Bagian dari bukti kekesumatan mereka itu adalah sebagaimana yang dapat Anda nilai sendiri melalui koleksi berbagai makalah berikut ini, yang diharapkan agar setiap kita menyayangi diri dan generasi kita dari cengkeraman keserakahan mereka, musuh-musuh Allooh Subhaanahu wa Ta’alaa; sehingga kita senantiasa waspada terhadap upaya yang bisa jadi dekat dalam kehidupan kita sehari-hari maupun jauh, yang dapat menjadi perangkap bagi kaum Muslimin.
Diantara yang harus kita antisipasi dan tidak boleh lengah dalam rangka memelihara keberlangsungan ummat Islam melalui generasi kita yang akan datang adalah harusnya tanggap untuk menjadikan mereka para duta penerus bagi matarantai tak putus bagi risalah Islam yang telah ditanam dan dirintis oleh Rosuulullooh Sholalloohu ‘alaihi wassalaam dan telah diwariskan dan diteruskan oleh para pelanjut setelah beliau. Sehingga mereka – generasi penerus kita tersebut – menjadi orang-orang yang sehat, kuat dalam berbagai aspek, baik lahiriyah maupun batiniyah, baik aqidah, pemikiran, maupun kiprah dalam perkara kecil, apalagi dalam perkara besar; dimana semua itu tidak akan terwujud tanpa campur tangan generasi tua dalam bentuk pencegahan dan pemeliharaan mereka antara lain dengan Imunisasi.

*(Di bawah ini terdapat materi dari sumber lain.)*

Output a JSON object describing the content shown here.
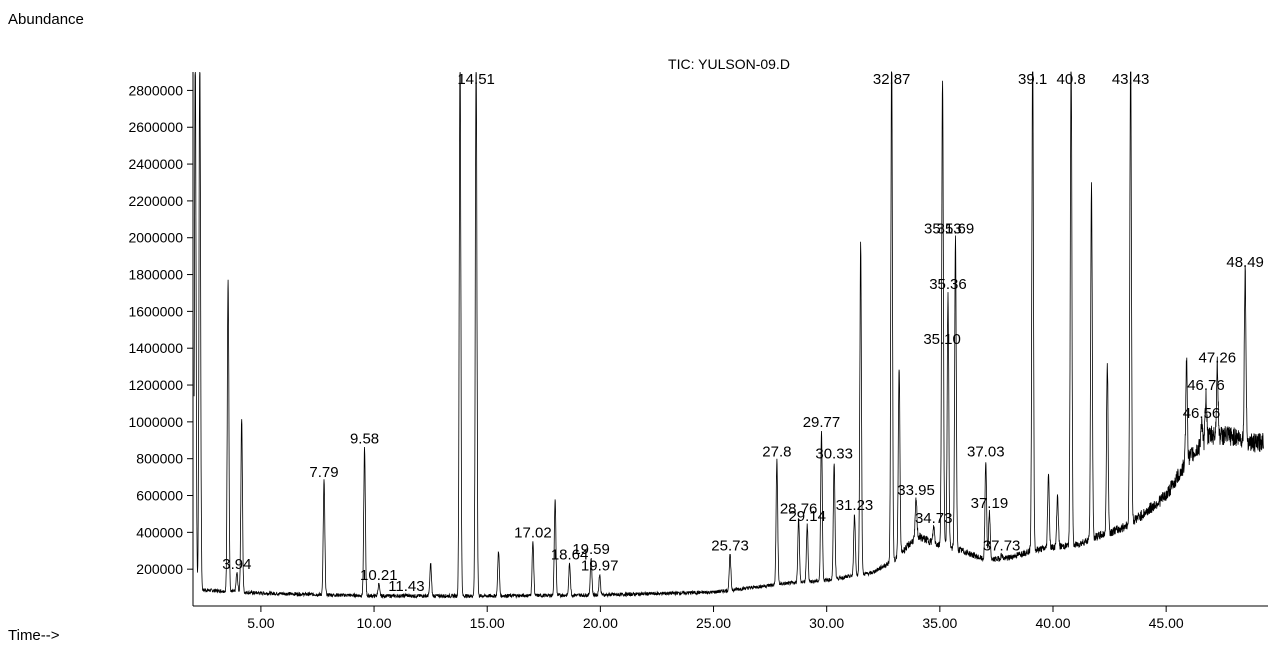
{
  "chart_data": {
    "type": "line",
    "title": "TIC: YULSON-09.D",
    "ylabel": "Abundance",
    "xlabel": "Time-->",
    "xlim": [
      2.0,
      49.5
    ],
    "ylim": [
      0,
      3000000
    ],
    "x_ticks": [
      "5.00",
      "10.00",
      "15.00",
      "20.00",
      "25.00",
      "30.00",
      "35.00",
      "40.00",
      "45.00"
    ],
    "y_ticks": [
      "200000",
      "400000",
      "600000",
      "800000",
      "1000000",
      "1200000",
      "1400000",
      "1600000",
      "1800000",
      "2000000",
      "2200000",
      "2400000",
      "2600000",
      "2800000"
    ],
    "baseline": [
      [
        2.0,
        90000
      ],
      [
        5.0,
        70000
      ],
      [
        10.0,
        55000
      ],
      [
        15.0,
        55000
      ],
      [
        20.0,
        60000
      ],
      [
        25.0,
        75000
      ],
      [
        28.0,
        120000
      ],
      [
        30.0,
        140000
      ],
      [
        32.0,
        180000
      ],
      [
        33.0,
        250000
      ],
      [
        34.0,
        380000
      ],
      [
        35.0,
        330000
      ],
      [
        36.0,
        300000
      ],
      [
        37.0,
        250000
      ],
      [
        38.0,
        260000
      ],
      [
        39.0,
        300000
      ],
      [
        40.0,
        320000
      ],
      [
        41.0,
        330000
      ],
      [
        42.0,
        380000
      ],
      [
        43.0,
        420000
      ],
      [
        44.0,
        500000
      ],
      [
        45.0,
        600000
      ],
      [
        46.0,
        800000
      ],
      [
        47.0,
        930000
      ],
      [
        48.0,
        920000
      ],
      [
        49.0,
        880000
      ],
      [
        49.3,
        900000
      ]
    ],
    "peaks": [
      {
        "rt": 2.1,
        "abundance": 3000000
      },
      {
        "rt": 2.3,
        "abundance": 3000000
      },
      {
        "rt": 3.55,
        "abundance": 1780000
      },
      {
        "rt": 3.94,
        "abundance": 180000,
        "label": "3.94"
      },
      {
        "rt": 4.15,
        "abundance": 1020000
      },
      {
        "rt": 7.79,
        "abundance": 680000,
        "label": "7.79"
      },
      {
        "rt": 9.58,
        "abundance": 860000,
        "label": "9.58"
      },
      {
        "rt": 10.21,
        "abundance": 120000,
        "label": "10.21"
      },
      {
        "rt": 11.43,
        "abundance": 60000,
        "label": "11.43"
      },
      {
        "rt": 12.5,
        "abundance": 230000
      },
      {
        "rt": 13.8,
        "abundance": 3000000
      },
      {
        "rt": 14.51,
        "abundance": 3000000,
        "label": "14.51"
      },
      {
        "rt": 15.5,
        "abundance": 300000
      },
      {
        "rt": 17.02,
        "abundance": 350000,
        "label": "17.02"
      },
      {
        "rt": 18.0,
        "abundance": 580000
      },
      {
        "rt": 18.64,
        "abundance": 230000,
        "label": "18.64"
      },
      {
        "rt": 19.59,
        "abundance": 260000,
        "label": "19.59"
      },
      {
        "rt": 19.97,
        "abundance": 170000,
        "label": "19.97"
      },
      {
        "rt": 25.73,
        "abundance": 280000,
        "label": "25.73"
      },
      {
        "rt": 27.8,
        "abundance": 790000,
        "label": "27.8"
      },
      {
        "rt": 28.76,
        "abundance": 480000,
        "label": "28.76"
      },
      {
        "rt": 29.14,
        "abundance": 440000,
        "label": "29.14"
      },
      {
        "rt": 29.77,
        "abundance": 950000,
        "label": "29.77"
      },
      {
        "rt": 30.33,
        "abundance": 780000,
        "label": "30.33"
      },
      {
        "rt": 31.23,
        "abundance": 500000,
        "label": "31.23"
      },
      {
        "rt": 31.5,
        "abundance": 1970000
      },
      {
        "rt": 32.87,
        "abundance": 3000000,
        "label": "32.87"
      },
      {
        "rt": 33.2,
        "abundance": 1300000
      },
      {
        "rt": 33.95,
        "abundance": 580000,
        "label": "33.95"
      },
      {
        "rt": 34.73,
        "abundance": 430000,
        "label": "34.73"
      },
      {
        "rt": 35.1,
        "abundance": 1400000,
        "label": "35.10"
      },
      {
        "rt": 35.13,
        "abundance": 2000000,
        "label": "35.13"
      },
      {
        "rt": 35.36,
        "abundance": 1700000,
        "label": "35.36"
      },
      {
        "rt": 35.69,
        "abundance": 2000000,
        "label": "35.69"
      },
      {
        "rt": 37.03,
        "abundance": 790000,
        "label": "37.03"
      },
      {
        "rt": 37.19,
        "abundance": 510000,
        "label": "37.19"
      },
      {
        "rt": 37.73,
        "abundance": 280000,
        "label": "37.73"
      },
      {
        "rt": 39.1,
        "abundance": 3000000,
        "label": "39.1"
      },
      {
        "rt": 39.8,
        "abundance": 720000
      },
      {
        "rt": 40.2,
        "abundance": 600000
      },
      {
        "rt": 40.8,
        "abundance": 3000000,
        "label": "40.8"
      },
      {
        "rt": 41.7,
        "abundance": 2280000
      },
      {
        "rt": 42.4,
        "abundance": 1320000
      },
      {
        "rt": 43.43,
        "abundance": 3000000,
        "label": "43.43"
      },
      {
        "rt": 45.9,
        "abundance": 1330000
      },
      {
        "rt": 46.56,
        "abundance": 1000000,
        "label": "46.56"
      },
      {
        "rt": 46.76,
        "abundance": 1150000,
        "label": "46.76"
      },
      {
        "rt": 47.26,
        "abundance": 1300000,
        "label": "47.26"
      },
      {
        "rt": 48.49,
        "abundance": 1820000,
        "label": "48.49"
      }
    ]
  }
}
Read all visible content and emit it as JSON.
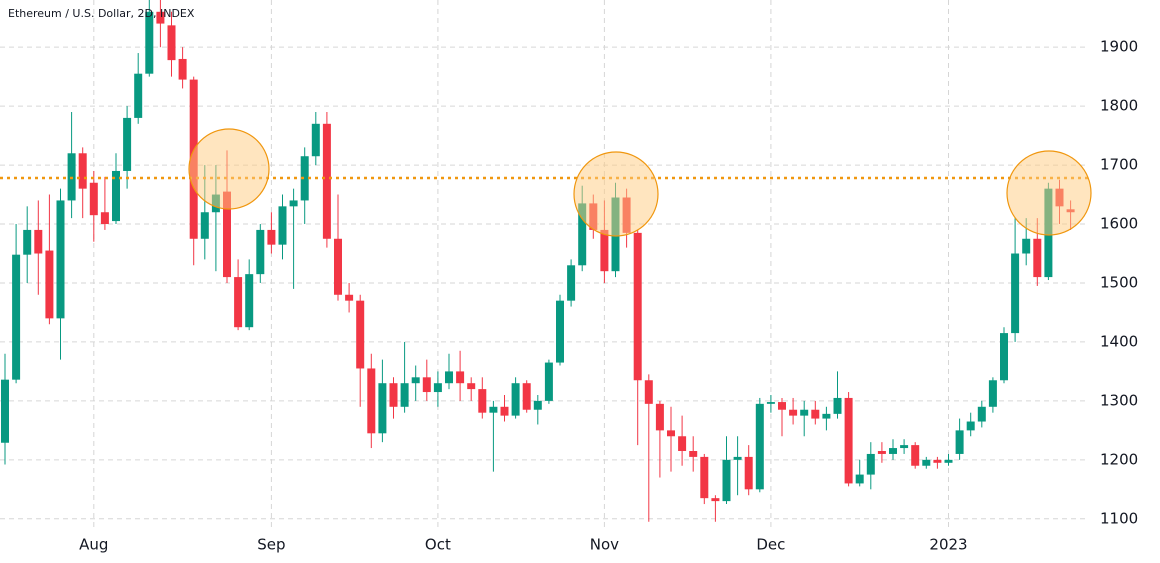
{
  "chart_data": {
    "type": "candlestick",
    "title": "Ethereum / U.S. Dollar, 2D, INDEX",
    "categories": [
      null,
      null,
      null,
      null,
      null,
      null,
      null,
      null,
      "Aug",
      null,
      null,
      null,
      null,
      null,
      null,
      null,
      null,
      null,
      null,
      null,
      null,
      null,
      null,
      null,
      "Sep",
      null,
      null,
      null,
      null,
      null,
      null,
      null,
      null,
      null,
      null,
      null,
      null,
      null,
      null,
      "Oct",
      null,
      null,
      null,
      null,
      null,
      null,
      null,
      null,
      null,
      null,
      null,
      null,
      null,
      null,
      "Nov",
      null,
      null,
      null,
      null,
      null,
      null,
      null,
      null,
      null,
      null,
      null,
      null,
      null,
      null,
      "Dec",
      null,
      null,
      null,
      null,
      null,
      null,
      null,
      null,
      null,
      null,
      null,
      null,
      null,
      null,
      null,
      "2023",
      null,
      null,
      null,
      null,
      null,
      null,
      null,
      null,
      null,
      null,
      null
    ],
    "open": [
      1229,
      1336,
      1548,
      1590,
      1555,
      1440,
      1640,
      1720,
      1670,
      1620,
      1605,
      1690,
      1780,
      1855,
      1960,
      1937,
      1880,
      1845,
      1575,
      1620,
      1655,
      1510,
      1425,
      1515,
      1590,
      1565,
      1630,
      1640,
      1715,
      1770,
      1575,
      1480,
      1470,
      1355,
      1245,
      1330,
      1290,
      1330,
      1340,
      1315,
      1330,
      1350,
      1330,
      1320,
      1280,
      1290,
      1275,
      1330,
      1285,
      1300,
      1365,
      1470,
      1530,
      1635,
      1590,
      1520,
      1645,
      1585,
      1335,
      1295,
      1250,
      1240,
      1215,
      1205,
      1135,
      1130,
      1200,
      1205,
      1150,
      1295,
      1298,
      1285,
      1275,
      1285,
      1270,
      1278,
      1305,
      1160,
      1175,
      1215,
      1210,
      1220,
      1225,
      1190,
      1200,
      1195,
      1210,
      1250,
      1265,
      1290,
      1335,
      1415,
      1550,
      1575,
      1510,
      1660,
      1625
    ],
    "high": [
      1380,
      1600,
      1630,
      1640,
      1650,
      1660,
      1790,
      1730,
      1690,
      1680,
      1720,
      1800,
      1890,
      1990,
      1985,
      1960,
      1900,
      1850,
      1700,
      1700,
      1725,
      1540,
      1540,
      1600,
      1620,
      1650,
      1660,
      1730,
      1790,
      1790,
      1650,
      1500,
      1480,
      1380,
      1370,
      1340,
      1400,
      1360,
      1370,
      1350,
      1380,
      1385,
      1340,
      1340,
      1300,
      1310,
      1340,
      1335,
      1310,
      1370,
      1480,
      1540,
      1665,
      1650,
      1640,
      1670,
      1660,
      1590,
      1345,
      1300,
      1290,
      1275,
      1240,
      1210,
      1140,
      1240,
      1240,
      1225,
      1305,
      1310,
      1305,
      1305,
      1300,
      1300,
      1290,
      1350,
      1315,
      1200,
      1230,
      1230,
      1235,
      1235,
      1230,
      1205,
      1205,
      1210,
      1270,
      1280,
      1300,
      1340,
      1425,
      1610,
      1610,
      1610,
      1670,
      1675,
      1640
    ],
    "low": [
      1192,
      1330,
      1500,
      1480,
      1430,
      1370,
      1610,
      1610,
      1570,
      1590,
      1600,
      1660,
      1770,
      1850,
      1900,
      1850,
      1830,
      1530,
      1540,
      1520,
      1500,
      1420,
      1420,
      1500,
      1550,
      1540,
      1490,
      1600,
      1700,
      1560,
      1470,
      1450,
      1290,
      1220,
      1230,
      1270,
      1280,
      1300,
      1300,
      1290,
      1320,
      1300,
      1300,
      1270,
      1180,
      1265,
      1270,
      1280,
      1260,
      1295,
      1360,
      1460,
      1520,
      1575,
      1500,
      1510,
      1560,
      1225,
      1095,
      1170,
      1180,
      1190,
      1180,
      1125,
      1095,
      1125,
      1140,
      1140,
      1145,
      1280,
      1240,
      1260,
      1240,
      1260,
      1250,
      1270,
      1155,
      1155,
      1150,
      1195,
      1200,
      1210,
      1185,
      1185,
      1185,
      1190,
      1200,
      1240,
      1255,
      1280,
      1330,
      1400,
      1530,
      1495,
      1505,
      1600,
      1590
    ],
    "close": [
      1336,
      1548,
      1590,
      1550,
      1440,
      1640,
      1720,
      1660,
      1615,
      1600,
      1690,
      1780,
      1855,
      1960,
      1940,
      1878,
      1845,
      1575,
      1620,
      1650,
      1510,
      1425,
      1515,
      1590,
      1565,
      1630,
      1640,
      1715,
      1770,
      1575,
      1480,
      1470,
      1355,
      1245,
      1330,
      1290,
      1330,
      1340,
      1315,
      1330,
      1350,
      1330,
      1320,
      1280,
      1290,
      1275,
      1330,
      1285,
      1300,
      1365,
      1470,
      1530,
      1635,
      1590,
      1520,
      1645,
      1585,
      1335,
      1295,
      1250,
      1240,
      1215,
      1205,
      1135,
      1130,
      1200,
      1205,
      1150,
      1295,
      1298,
      1285,
      1275,
      1285,
      1270,
      1278,
      1305,
      1160,
      1175,
      1210,
      1210,
      1220,
      1225,
      1190,
      1200,
      1195,
      1200,
      1250,
      1265,
      1290,
      1335,
      1415,
      1550,
      1575,
      1510,
      1660,
      1630,
      1620
    ],
    "up_color": "#089981",
    "down_color": "#f23645",
    "hline": 1678,
    "hline_color": "#f0970f",
    "ylim": [
      1081,
      1980
    ],
    "yticks": [
      1100,
      1200,
      1300,
      1400,
      1500,
      1600,
      1700,
      1800,
      1900
    ],
    "grid": true
  }
}
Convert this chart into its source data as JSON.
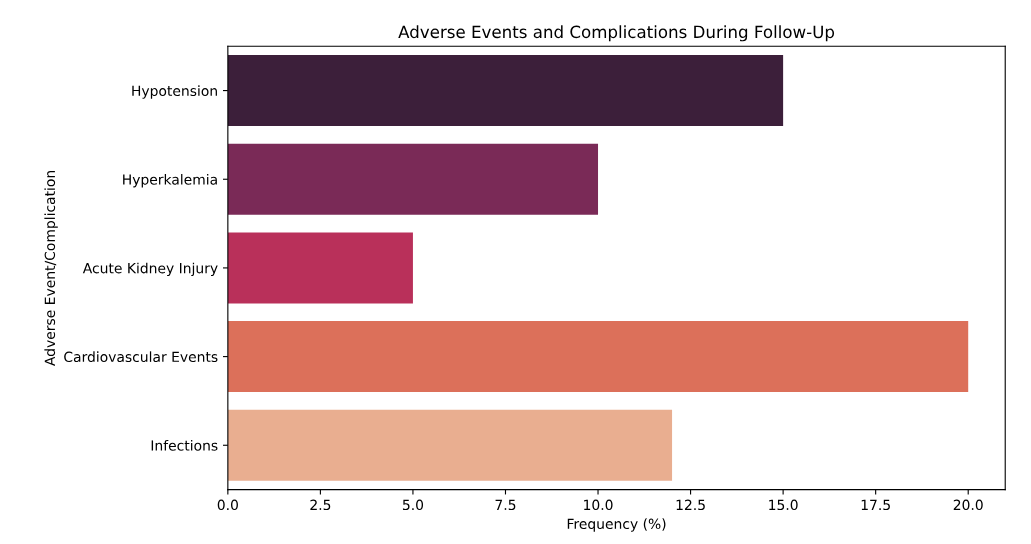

Imunisasi ini dimaksudkan agar generasi mendatang menjadi tercegah dan terhalang dari berbagai penyakit, baik hati, aqidah, pikiran, amaliyah, akhlaq maupun kiprah dalam hidup mereka, dari berbagai hal yang dapat menjadikan mereka lemah, loyo, berpenyakit atau bahkan terperosok dalam upaya pemusnahan massal terhadap masa depan Islam dan Muslimin.
Yahudi, sebagaimana yang dapat Anda buktikan melalui artikel-artikel berikut ini, sedemikian rupa peliknya mereka bermuka manis dan berhati busuk yang tidak lain adalah dimaksudkan untuk melemahkan dan memusnahkan kaum muslimin. Maka dari itu waspada lah! Waspada lah!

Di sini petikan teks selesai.